Rate hikes and the consequent sharp gains in the US dollar did not go down well with equity investors as the domestic market ended with losses on May 6.
As reported by Reuters, the US dollar hit 20-year highs and world stocks fell to their lowest in over a year on May 6 as markets anticipated more US interest rate rises.
The rise in crude oil prices and the rupee's fall also weighed on the mood of the market. Crude benchmark Brent Crude traded near $115 a barrel mark while the rupee fell 66 paise to close at 76.92 against the US dollar on May 6.
As inflation is soaring and expected to remain elevated, an interest rate hike of 25-50 basis points was long overdue, but the sharp upward revision of rates by the US Fed, Bank of England and RBI have dealt a blow to market sentiment.
The Bank of England on May 5 raised its key interest rate by a quarter-point to one which is the highest level in 13 years. This was after the US Fed lifted rates by 50 bps, the highest in 22 years, while the RBI raised rates by 40 bps on May 4.
Sensex opened 774 points lower at 54,928.29 and ended 867 points, or 1.56 percent, lower at 54,835.58. Nifty ended the day at 16,411.25, down 271 points, or 1.63 percent. BSE Midcap and Smallcap indices closed with losses of 2.06 percent and 2.10 percent, respectively.
If we exclude the flatish close of May 5, the market has been falling since April 29 ahead of the US Fed outcome. RBI's rate hike came as a surprise which further dampened the mood as in its April policy meet, the RBI had said that it will hike rates gradually.

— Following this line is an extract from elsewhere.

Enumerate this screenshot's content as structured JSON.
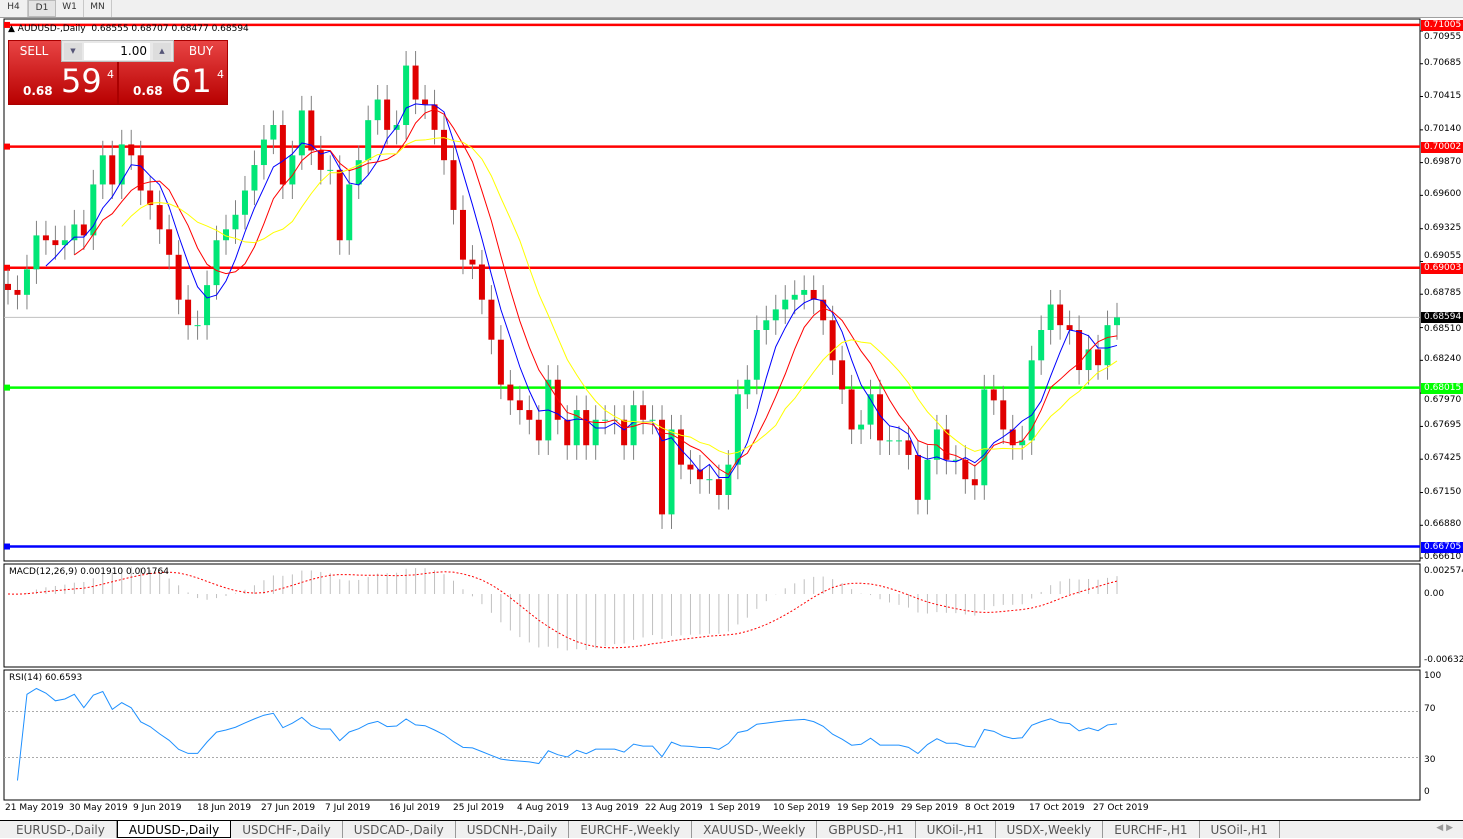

For the week, Sensex and Nifty fell 4 percent while the mid and smallcap indices suffered losses of more than 5 percent each.

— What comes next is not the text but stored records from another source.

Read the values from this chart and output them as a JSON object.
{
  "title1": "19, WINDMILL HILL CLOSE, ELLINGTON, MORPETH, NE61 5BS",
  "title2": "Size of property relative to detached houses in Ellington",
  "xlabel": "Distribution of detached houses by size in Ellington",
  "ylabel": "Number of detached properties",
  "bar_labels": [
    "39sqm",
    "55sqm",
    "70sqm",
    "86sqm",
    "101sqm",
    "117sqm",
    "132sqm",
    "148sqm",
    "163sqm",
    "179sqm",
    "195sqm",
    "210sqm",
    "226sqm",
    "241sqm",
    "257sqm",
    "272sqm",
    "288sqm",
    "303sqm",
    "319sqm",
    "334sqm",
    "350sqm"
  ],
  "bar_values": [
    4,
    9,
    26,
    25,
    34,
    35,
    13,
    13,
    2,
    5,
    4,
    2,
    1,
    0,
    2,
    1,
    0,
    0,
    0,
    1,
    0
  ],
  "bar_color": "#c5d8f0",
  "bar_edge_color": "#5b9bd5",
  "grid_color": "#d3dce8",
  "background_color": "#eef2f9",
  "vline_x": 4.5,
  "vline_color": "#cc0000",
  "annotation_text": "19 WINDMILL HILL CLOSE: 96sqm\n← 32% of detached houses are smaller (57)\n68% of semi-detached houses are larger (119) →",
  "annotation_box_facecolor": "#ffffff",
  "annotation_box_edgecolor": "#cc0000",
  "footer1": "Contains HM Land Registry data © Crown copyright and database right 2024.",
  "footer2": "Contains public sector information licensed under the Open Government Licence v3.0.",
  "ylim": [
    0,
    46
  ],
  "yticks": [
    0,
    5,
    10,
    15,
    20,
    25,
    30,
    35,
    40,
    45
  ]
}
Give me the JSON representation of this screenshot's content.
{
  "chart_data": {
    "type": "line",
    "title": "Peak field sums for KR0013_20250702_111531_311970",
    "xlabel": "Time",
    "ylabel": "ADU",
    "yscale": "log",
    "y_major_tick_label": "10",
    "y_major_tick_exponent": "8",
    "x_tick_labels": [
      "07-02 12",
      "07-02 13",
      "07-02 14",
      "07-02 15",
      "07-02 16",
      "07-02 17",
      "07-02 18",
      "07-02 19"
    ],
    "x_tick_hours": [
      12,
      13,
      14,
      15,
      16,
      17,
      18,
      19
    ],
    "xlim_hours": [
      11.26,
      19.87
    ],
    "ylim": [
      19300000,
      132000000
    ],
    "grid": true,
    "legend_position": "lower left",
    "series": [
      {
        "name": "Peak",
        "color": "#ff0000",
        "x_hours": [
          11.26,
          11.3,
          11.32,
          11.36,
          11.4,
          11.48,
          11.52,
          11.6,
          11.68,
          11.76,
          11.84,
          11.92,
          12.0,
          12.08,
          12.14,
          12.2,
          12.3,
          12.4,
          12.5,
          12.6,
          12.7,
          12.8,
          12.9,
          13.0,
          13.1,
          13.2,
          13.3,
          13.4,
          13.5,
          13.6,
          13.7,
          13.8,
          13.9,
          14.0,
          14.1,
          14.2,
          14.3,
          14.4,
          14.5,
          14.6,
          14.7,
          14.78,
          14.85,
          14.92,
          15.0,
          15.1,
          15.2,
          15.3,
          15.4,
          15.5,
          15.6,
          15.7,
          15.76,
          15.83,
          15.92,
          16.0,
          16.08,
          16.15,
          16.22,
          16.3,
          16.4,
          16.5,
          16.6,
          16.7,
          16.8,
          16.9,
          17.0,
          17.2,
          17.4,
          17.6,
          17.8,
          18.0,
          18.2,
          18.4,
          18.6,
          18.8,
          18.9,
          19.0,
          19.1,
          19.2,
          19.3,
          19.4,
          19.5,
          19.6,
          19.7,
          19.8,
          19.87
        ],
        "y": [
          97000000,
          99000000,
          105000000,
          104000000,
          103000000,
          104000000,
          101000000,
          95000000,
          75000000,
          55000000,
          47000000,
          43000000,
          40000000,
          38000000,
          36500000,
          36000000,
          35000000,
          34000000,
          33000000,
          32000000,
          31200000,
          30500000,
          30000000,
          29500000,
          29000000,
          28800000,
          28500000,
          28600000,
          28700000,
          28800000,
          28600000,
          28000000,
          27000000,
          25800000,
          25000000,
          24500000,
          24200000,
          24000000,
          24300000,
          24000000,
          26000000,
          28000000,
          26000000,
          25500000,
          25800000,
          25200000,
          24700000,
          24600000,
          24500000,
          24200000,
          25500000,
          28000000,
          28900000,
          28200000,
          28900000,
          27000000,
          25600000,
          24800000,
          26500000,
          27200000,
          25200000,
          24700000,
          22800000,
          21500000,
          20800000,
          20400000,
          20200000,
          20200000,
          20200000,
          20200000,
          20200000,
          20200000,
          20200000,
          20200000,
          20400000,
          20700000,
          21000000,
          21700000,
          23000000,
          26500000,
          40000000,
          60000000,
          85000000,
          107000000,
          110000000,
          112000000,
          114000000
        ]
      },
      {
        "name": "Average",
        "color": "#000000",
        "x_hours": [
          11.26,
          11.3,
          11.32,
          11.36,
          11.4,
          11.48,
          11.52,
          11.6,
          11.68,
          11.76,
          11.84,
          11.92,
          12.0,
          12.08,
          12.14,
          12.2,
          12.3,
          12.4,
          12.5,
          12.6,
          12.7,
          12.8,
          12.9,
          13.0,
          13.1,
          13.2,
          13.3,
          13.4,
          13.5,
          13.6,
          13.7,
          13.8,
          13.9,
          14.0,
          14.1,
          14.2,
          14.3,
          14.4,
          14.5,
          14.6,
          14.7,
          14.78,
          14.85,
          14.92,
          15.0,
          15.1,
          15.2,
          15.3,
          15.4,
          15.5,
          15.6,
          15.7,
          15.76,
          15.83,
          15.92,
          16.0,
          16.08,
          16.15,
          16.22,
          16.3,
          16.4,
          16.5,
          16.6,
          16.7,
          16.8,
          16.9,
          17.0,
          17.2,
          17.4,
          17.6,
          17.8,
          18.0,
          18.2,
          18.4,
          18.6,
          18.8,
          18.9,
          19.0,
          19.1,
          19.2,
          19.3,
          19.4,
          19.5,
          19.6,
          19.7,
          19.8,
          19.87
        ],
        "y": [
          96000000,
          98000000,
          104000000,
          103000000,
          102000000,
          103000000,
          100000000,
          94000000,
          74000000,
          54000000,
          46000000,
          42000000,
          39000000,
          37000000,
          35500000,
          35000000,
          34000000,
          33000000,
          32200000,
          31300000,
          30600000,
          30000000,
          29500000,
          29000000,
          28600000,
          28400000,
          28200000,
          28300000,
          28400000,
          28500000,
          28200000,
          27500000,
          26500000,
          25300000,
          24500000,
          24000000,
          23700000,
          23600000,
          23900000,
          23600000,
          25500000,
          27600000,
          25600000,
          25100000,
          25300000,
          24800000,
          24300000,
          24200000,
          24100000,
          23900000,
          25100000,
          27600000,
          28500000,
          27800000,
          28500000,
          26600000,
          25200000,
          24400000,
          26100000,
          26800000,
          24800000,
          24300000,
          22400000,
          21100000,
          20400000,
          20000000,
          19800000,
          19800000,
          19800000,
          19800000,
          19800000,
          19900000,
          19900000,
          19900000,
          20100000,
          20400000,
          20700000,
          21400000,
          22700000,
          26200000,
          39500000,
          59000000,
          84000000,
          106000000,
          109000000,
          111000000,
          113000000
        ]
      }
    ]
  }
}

The overall market capitalisation of BSE-listed firms dropped to ₹255.2 lakh crore from ₹267 lakh crore on last Friday, April 29, making investors poorer by ₹11.8 lakh crore in a week.
The sentiment continues to remain fragile due to the ongoing Ukraine war, supply chain challenges, persistent inflationary pressures, rising bond yields, and the expectations of aggressive rate hikes by the US Fed and RBI, all of which can start weighing on economic activity and earnings momentum.
In the 30-share pack Sensex, only six stocks - Tech Mahindra (up 2.21 percent), Power Grid (up 1.88 percent), ITC (up 1.83 percent), SBI (up 0.92 percent), NTPC (up 0.60 percent) and Sun Pharma (up 0.54 percent) - ended in the green on May 6.
Among the laggards, Bajaj Finance (down 4.91 percent), Axis Bank (down 4.11 percent), Bajaj Finserv (down 3.49 percent), Nestle (down 3.34 percent) and Wipro (down 3.12 percent) were at the front.
"A steep crash in the US stocks as the market evaluated the need for a higher rate hike to tame elevated inflation levels wounded global markets with heavy selling. The Bank of England while raising its interest rates, warned about a possible risk of recession, aggravating investor fears. This period of volatility is the time for smart money to look for opportunities with buy-in-dip as the strategy with a focus on sectors that are expected to be least impacted by inflation and yield rise," said Vinod Nair, Head of Research at Geojit Financial Services.
Ajit Mishra, VP - Research, Religare Broking, pointed out that the market will react to Reliance numbers in early trade on Monday, May 9 and then focus would shift to the global cues.
"The increasing fear of aggressive rate hikes from the US Fed has spooked investors across the globe including India. On the index front, the Nifty has tested the crucial support zone of 16,400 and indications are in the favour of prevailing decline to continue with some intermediate pause/rebound. In case of any rebound, the 16,650-16,800 zone would act as a hurdle. Participants should align their positions accordingly and use rebound to create shorts," said Mishra.
Disclaimer: The views and recommendations made above are those of individual analysts and not of MintGenie.